Artist

Arthur Espenet Carpenter

born New York City 1920-died Bolinas, CA 2006
Also known as
  • Art "Espenet" Carpenter
  • Art Carpenter
  • Arthur Carpenter
  • Espenet
Born
New York, New York, United States
Died
Bolinas, California, United States
Active in
  • San Francisco, California, United States
Biography

Arthur Espenet Carpenter was born in New York City in 1920. He earned a B.A. in Economics and English from Dartmouth in 1942, then entered the Navy for four years, "giving me plenty of time to think of whether I wanted to end up in Wall Street or in my father's business, or whatever." After World War II he worked in the Oriental art importing business and decided he wanted to be "a part of the making, the production business. I wanted a physical job, some kind that would allow me to express myself creatively." So, just to see if he could do it, he moved to San Francisco, bought a lathe and with no idea of becoming a craftsman—rather to make things, sell them, and be independent—he began making wooden bowls and other treen ware.

In a few years his bowls were being sold at select stores across the county and when his work was chosen for the Museum of Modern Art's Good Design Exhibits in 1950, Carpenter discovered the world of crafts and craftsmen. Continuing to produce wooden bowls he slowly taught himself the necessary skills and acquired machinery for making furniture—wooden forms with greater creative possibilities.

By the mid-50s Carpenter found himself with a thriving custom furniture buisness with six employees and no time to build any pieces himself. "I was becoming just what I was running away from … the business man, waiting on customers, doing the selling, and telling the employees what to do."

To restore what he considered a lost balance, he moved his family to Bolinas, California where, after a lean first year, customers began coming to his rural location. Not knowing in the beginning that it would take eight years to finish, Carpenter decided to build a house. With an architect's plan for a basic guide "so I'd know what beams would hold up what," and with wood from an old barn on the hilltop property he slowly built a unique circular house near his shop.

Under the name "Espenet" he accepts church and library commissions but feels his shop is better scaled to special orders from individuals. Eleven months of the year he works with his three workmen producing furniture, saving the twelfth month for a rest period, a time to work out new designs. A half-dozen of these new designs may be put in his showroom for customers to see.

Much of his work is one-of-a-kind pieces. Some customers simply designate what they need and give him freedom to proceed as he likes, others ask for a sketch or model first. Many come to his showroom for the first time, to order perhaps a dining room table, return in a year for eight chairs to go with it, and later for other pieces, "so, in time I find that once I sell something to a customer, I'm selling to the same customer for the next five, six years."

A primitive directiness and strength characterizes Carpenter's furniture, and seeing no point in "making ivory balls within ivory balls," he tries to find the most economic use of time and material.
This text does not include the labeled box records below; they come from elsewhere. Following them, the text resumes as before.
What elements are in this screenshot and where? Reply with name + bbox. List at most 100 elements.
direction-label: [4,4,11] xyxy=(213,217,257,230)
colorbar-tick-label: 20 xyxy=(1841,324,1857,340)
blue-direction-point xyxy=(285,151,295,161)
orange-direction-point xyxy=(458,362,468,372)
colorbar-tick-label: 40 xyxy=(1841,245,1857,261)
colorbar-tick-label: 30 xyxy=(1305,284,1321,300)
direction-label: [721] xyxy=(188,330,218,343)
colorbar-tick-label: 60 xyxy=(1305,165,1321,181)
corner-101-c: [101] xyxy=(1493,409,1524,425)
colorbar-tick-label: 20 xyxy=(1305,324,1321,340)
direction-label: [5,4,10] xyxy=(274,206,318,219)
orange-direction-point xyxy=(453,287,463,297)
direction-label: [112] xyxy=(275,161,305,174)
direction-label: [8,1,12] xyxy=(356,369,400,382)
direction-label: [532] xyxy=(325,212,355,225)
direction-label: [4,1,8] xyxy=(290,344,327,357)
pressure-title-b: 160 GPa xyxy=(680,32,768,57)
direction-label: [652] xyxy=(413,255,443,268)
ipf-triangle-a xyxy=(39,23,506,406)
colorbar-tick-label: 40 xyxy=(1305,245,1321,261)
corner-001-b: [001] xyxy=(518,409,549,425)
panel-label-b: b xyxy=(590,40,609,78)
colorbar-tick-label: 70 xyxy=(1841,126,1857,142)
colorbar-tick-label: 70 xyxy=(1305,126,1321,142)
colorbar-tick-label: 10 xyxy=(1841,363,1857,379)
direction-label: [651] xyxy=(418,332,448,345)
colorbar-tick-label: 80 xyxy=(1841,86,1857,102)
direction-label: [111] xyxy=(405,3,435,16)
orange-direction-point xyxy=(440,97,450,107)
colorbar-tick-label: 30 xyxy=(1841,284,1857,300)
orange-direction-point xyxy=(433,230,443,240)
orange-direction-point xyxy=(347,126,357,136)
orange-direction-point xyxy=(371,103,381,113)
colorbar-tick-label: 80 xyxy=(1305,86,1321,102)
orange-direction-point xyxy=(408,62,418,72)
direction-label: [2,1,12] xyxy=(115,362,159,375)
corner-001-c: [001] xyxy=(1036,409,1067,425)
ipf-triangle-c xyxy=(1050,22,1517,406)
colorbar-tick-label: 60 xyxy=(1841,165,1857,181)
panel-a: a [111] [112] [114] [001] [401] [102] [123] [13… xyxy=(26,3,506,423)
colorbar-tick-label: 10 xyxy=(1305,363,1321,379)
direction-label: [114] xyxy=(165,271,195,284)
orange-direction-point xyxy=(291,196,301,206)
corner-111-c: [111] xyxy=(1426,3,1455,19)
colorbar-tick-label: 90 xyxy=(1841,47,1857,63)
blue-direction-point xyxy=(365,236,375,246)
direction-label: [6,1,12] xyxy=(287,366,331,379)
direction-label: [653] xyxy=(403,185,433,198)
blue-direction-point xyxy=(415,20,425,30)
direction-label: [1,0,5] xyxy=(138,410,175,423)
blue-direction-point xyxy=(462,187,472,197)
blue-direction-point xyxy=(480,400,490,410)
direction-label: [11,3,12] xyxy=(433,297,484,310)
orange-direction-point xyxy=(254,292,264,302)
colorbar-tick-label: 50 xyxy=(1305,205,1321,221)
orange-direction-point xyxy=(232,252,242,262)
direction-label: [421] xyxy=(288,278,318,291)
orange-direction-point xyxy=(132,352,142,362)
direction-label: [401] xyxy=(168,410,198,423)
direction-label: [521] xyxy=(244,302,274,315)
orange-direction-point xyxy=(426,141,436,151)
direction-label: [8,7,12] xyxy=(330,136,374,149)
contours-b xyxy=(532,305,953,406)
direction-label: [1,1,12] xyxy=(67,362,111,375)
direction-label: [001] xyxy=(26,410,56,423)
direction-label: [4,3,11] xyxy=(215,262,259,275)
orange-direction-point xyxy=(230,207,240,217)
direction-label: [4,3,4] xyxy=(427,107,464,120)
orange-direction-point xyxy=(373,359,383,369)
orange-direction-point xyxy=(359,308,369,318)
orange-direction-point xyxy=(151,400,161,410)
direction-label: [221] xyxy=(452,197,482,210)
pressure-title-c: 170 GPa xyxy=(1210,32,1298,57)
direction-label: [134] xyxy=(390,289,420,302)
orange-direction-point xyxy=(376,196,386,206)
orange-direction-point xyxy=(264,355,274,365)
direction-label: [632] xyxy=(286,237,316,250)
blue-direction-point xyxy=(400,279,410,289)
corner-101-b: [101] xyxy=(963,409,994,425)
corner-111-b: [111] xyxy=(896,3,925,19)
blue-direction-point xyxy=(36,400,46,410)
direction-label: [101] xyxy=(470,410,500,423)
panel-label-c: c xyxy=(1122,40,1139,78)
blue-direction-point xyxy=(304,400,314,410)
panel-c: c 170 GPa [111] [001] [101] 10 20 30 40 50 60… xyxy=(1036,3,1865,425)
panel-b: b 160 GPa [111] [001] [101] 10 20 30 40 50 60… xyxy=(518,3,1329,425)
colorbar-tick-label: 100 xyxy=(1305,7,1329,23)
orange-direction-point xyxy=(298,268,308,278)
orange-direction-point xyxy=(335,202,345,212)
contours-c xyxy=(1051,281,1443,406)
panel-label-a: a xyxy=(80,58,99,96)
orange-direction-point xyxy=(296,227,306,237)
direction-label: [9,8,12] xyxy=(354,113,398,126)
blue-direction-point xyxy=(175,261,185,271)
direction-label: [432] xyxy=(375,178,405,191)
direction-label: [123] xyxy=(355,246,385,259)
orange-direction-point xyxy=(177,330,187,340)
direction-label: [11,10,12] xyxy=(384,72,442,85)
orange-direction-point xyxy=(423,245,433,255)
"My whole thing has been utility. If it isn't comfortable and if it doesn't last and if it doesn't function, it's no good. Furniture to me is something the body touches." He makes a direct appeal to the senses by providing smooth, rounded surfaces for the hand, comfort for the body, contrasting and richly grained woods for the eye, and by using unfinished Japanese oak in cabinets because of that wood's pleasant odor, something for the nose.

With no thought of giving up his established furniture business, Arthur Carpenter is looking toward teaching as a way to develop another facet of his woodworking, noting with amusement that teaching is "usually the way, as a matter of fact, that most craftsmen subsidize themselves … so I'm sort of doing it backwards." Because of his own early struggle to find a vocation he has strong opinions about education. Carpenter belives his life as a craftsman enables him to use every facet of skill and knowledge he possesses. To him, "There's no reason why you shouldn't have a good education and still be a carpenter or a bricklayer if you want … and be satisfied in that area. … The better education you have, I think, the better you can do it."

Woodenworks: Furniture Objects by Five Contemporary Craftsmen. (St. Paul, Minn.: Minnesota Museum of Art with the National Collection of Fine Arts, Smithsonian Institution, 1972)

Luce Artist Biography

Arthur Espenet Carpenter was a self-taught furniture artist who believed that his pieces should be useful as well as beautiful. "There's no need for us to make a chair that you can't sit in," he once said. Carpenter studied to become an accountant, but after seeing a show of modern design in New York, he moved to California, bought a lathe, and produced works that were quickly accepted into important exhibitions. He was a founder of the Baulines Craft Guild, which was established in 1972 to provide apprentices with opportunities to work with established craftspeople.